The MCP handlers canonicalize the path, check the boundary, and then call tokio::fs::read_to_string. A TOCTOU attacker could swap the target file between the canonicalize and the read. Realistic risk is low (the agent already needs local write access to win the race), but the canonical fix is File::open + take(2MB) to bound the read.

R6 — vec_reindex full=true has no confirmation

vec_reindex with full=true drops the entire index. There is no confirmation prompt or undo. A prompt-injected agent could trigger this silently.

R8 — No rate limiting

There is no rate limit on MCP tool calls. A prompt-injected agent could issue thousands of vec_search calls in a loop, burning CPU and embedding API quota.

Operational recommendations

  1. Initialize VectorCode in a dedicated project directory, not in $HOME or /. The narrower the workspace root, the smaller the blast radius if a client supplies a malicious path.

  2. Use a non-prod embedder for agent experiments. Gemini and OpenAI keys in .vectorcode/config.toml will be billed for every vec_search call. Consider a local ONNX or Ollama embedder for agent-facing deployments.

  3. Review the .gitignore and exclude_* lists in .vectorcode/config.toml before indexing. Anything in these lists will not enter the vector DB.

  4. Treat the vector DB as sensitive. vec_search returns semantic matches, which can leak file content to an agent that knows what to ask for.
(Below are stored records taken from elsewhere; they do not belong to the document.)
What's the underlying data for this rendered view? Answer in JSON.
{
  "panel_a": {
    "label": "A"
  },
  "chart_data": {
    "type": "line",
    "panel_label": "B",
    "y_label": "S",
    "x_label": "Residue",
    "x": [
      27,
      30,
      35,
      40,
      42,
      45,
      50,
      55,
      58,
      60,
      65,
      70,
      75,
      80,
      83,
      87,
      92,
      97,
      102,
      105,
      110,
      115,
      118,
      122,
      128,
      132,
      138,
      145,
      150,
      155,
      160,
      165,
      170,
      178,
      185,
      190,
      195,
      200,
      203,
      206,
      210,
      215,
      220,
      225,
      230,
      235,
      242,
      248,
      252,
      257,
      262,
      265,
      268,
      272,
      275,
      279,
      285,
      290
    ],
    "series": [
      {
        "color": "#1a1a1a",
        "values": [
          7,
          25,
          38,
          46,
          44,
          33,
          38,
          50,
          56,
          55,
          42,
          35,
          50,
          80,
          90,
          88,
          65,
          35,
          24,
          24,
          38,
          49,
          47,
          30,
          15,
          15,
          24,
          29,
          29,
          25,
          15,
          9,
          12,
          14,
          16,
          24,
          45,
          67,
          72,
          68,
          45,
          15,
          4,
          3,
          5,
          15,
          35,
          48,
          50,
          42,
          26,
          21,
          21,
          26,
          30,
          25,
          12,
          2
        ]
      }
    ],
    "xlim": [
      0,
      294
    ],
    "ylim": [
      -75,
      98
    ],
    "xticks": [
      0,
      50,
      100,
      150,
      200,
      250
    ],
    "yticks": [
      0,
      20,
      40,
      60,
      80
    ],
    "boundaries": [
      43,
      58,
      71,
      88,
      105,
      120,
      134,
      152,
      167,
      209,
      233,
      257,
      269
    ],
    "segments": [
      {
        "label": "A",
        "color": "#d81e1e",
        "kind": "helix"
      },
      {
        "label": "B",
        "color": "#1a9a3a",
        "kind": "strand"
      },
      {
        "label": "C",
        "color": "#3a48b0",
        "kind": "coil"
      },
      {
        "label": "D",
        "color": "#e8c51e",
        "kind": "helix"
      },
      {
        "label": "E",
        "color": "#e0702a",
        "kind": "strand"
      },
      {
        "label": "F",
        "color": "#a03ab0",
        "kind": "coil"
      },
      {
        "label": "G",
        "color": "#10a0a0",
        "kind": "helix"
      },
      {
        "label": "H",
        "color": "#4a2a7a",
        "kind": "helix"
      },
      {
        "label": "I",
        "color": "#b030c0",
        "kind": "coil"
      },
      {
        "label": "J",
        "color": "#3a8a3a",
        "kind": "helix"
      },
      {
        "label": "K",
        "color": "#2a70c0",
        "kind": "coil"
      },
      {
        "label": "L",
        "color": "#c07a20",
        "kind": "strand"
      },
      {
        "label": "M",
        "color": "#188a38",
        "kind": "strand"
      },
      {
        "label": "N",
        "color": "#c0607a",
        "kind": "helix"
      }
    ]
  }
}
The DB file is at .vectorcode/index.db and is gitignored by default.

  5. Do not point the MCP client at system roots. If the client advertises / or $HOME as a root, the vec_read_lines and vec_outline defenses only protect files inside initialized workspaces (those with a .vectorcode/ directory).

Reporting issues

Security issues can be reported via GitHub Issues. For sensitive disclosures, open a private security advisory on the GitHub repository.